Gagatek podkreślał, że sieradzki MOSiR stracił dotację na zadanie, a gmina Wieluń też pozyskała dotację na boisko w Rudzie i stadion WOSiR-u.
Kwestia jest nie tylko opóźnienia, ale i utraty dofinansowania z tego tytułu. Panie burmistrzu, powinien pan podjąć konkretne działania. – kontynuował radny.
Radny Radziwołek, co do opieki urzędu nad inwestycją – to jest tak, że pracownicy, którzy bezpośrednio nadzorują konkretną inwestycję, pojawiają się na budowie, ale kwestie czy wykonawca ten wał usypuje na właściwej działce, to jest po jego stronie. Na pewno się spotykamy z inspektorem i spytamy, czy ten element zweryfikował. – mówił burmistrz Paweł Okrasa, który odniósł się do słów Radziwołka, a następnie do słów Gagatka – Nie wiem czemu służyła pana wypowiedz. Jeśli ona służyła do pokazania, jak pan prześwietlił wykonawcę, to tutaj pan wykonał pracę. Jednak głoszenie tego publicznie jest w moim przekonaniu swego rodzaju nieroztropnością. Pan to robi na własny rachunek i użytek. Ja nie mam zamiaru mówić publicznie jakie kroki gmina podejmie. My zamierzamy działać zgodnie z prawem. Co do głoszenia publicznego, kto komu ile jest dłużny pieniędzy, to jest naprawdę moim zdaniem nieroztropność w pańskim wydaniu, ale to jest pańska sprawa. Jeśli pan sugerował, że w tamtym roku pojawiły się takie informacje, a burmistrz podjął decyzję o zawarciu umowy z tym wykonawcą, który wygrał legalny przetarg.

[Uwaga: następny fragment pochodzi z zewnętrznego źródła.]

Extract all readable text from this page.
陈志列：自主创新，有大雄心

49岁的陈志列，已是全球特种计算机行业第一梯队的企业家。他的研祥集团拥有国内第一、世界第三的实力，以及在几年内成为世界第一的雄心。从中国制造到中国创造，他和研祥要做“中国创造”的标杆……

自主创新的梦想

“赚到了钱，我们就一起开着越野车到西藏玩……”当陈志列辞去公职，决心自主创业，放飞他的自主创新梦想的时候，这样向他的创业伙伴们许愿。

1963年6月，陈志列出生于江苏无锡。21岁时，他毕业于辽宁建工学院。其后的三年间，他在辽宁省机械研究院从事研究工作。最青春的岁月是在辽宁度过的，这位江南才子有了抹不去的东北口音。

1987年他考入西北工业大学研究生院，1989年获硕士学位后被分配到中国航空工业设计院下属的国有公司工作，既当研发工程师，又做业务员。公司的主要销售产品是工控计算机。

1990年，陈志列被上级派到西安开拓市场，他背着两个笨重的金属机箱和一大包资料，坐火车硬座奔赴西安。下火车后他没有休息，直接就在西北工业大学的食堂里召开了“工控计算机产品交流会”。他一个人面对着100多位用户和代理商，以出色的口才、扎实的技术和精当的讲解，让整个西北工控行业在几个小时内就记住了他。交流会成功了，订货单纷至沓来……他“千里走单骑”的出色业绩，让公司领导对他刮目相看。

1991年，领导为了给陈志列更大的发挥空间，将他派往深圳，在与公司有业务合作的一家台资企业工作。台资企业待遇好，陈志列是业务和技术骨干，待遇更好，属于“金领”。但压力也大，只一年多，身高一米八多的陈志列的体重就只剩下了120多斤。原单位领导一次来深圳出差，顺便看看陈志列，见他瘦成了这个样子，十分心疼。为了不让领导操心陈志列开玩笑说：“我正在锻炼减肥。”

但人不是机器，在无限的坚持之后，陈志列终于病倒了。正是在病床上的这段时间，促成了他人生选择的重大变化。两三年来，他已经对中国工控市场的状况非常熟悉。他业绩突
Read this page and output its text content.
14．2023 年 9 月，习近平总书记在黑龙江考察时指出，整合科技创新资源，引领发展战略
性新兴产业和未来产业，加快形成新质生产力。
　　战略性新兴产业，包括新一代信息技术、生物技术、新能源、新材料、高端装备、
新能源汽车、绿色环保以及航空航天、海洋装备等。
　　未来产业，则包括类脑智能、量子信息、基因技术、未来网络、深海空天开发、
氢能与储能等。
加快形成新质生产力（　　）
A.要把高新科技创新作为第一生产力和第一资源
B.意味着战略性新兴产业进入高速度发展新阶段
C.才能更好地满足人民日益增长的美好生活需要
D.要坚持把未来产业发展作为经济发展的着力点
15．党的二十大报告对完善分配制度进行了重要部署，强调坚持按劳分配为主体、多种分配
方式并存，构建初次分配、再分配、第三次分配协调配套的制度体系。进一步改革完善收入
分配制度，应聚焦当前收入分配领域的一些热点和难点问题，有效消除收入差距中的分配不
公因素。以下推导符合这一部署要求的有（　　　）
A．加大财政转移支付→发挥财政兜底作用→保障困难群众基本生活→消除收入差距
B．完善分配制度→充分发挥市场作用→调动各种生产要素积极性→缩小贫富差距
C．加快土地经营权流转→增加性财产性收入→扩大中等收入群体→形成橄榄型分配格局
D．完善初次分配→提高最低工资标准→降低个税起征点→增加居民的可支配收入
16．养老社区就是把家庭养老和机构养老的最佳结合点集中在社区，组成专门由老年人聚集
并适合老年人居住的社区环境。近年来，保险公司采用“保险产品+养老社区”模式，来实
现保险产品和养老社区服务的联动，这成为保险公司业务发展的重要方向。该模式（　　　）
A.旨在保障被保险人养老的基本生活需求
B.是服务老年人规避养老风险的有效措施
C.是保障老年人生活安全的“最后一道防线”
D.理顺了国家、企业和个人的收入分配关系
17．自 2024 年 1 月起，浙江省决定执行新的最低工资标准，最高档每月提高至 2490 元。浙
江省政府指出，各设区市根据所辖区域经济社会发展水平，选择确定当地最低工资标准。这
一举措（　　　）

Wszystkie dokumenty wymagane, a jest ich niemało, zostały przez tę firmę dostarczone. Nie było podstaw prawnych, mecenas też się pod taką umową podpisuje, wówczas nie było żadnych przesłanek do tego, że my nie możemy z tym wykonawcą umowy zawrzeć.
Mam prośbę, aby przygotować na piśmie taką informację mówiącą o tym, ile na dzień dzisiejszy gmina wypłaciła wykonawcy na budowę tego boiska na Starych Sadach, bo z tego co rozmawiałem z przewodniczącym komisji Infrastruktury, na 26 lipca wydatkowano kwotę 723 tys. zł. Czy po tej dacie były kolejne płatności na bazie tego, co zostało podpisane? I analogicznie — boiska w Rudzie — jakie gmina poniosła wydatki na dzień 30 września. Proszę o przygotowanie informacji na piśmie. – jako ostatni głos w dyskusji zabrał radny Robert Kaja.
Posłuchaj:
Miasta, w których firma Kafero SP. Z O.O wygrała najwięcej przetargów:
Miasta, w których tej firmie najczęściej udzielane są zamówienia publiczne to: Wieluń (3 przetargi na łączną kwotę 6 732 000,00 zł). Garwolin (2 przetargi na łączną kwotę 860 199,42 zł). Parysów (1 przetarg na łączną kwotę 412 456,05 zł). Sieradz (1 przetarg na łączną kwotę 215 000,75 zł). Mochowo (1 przetarg na łączną kwotę 325 950,00 zł).
– czytamy na stronie www.przetargi.egospodarka.pl.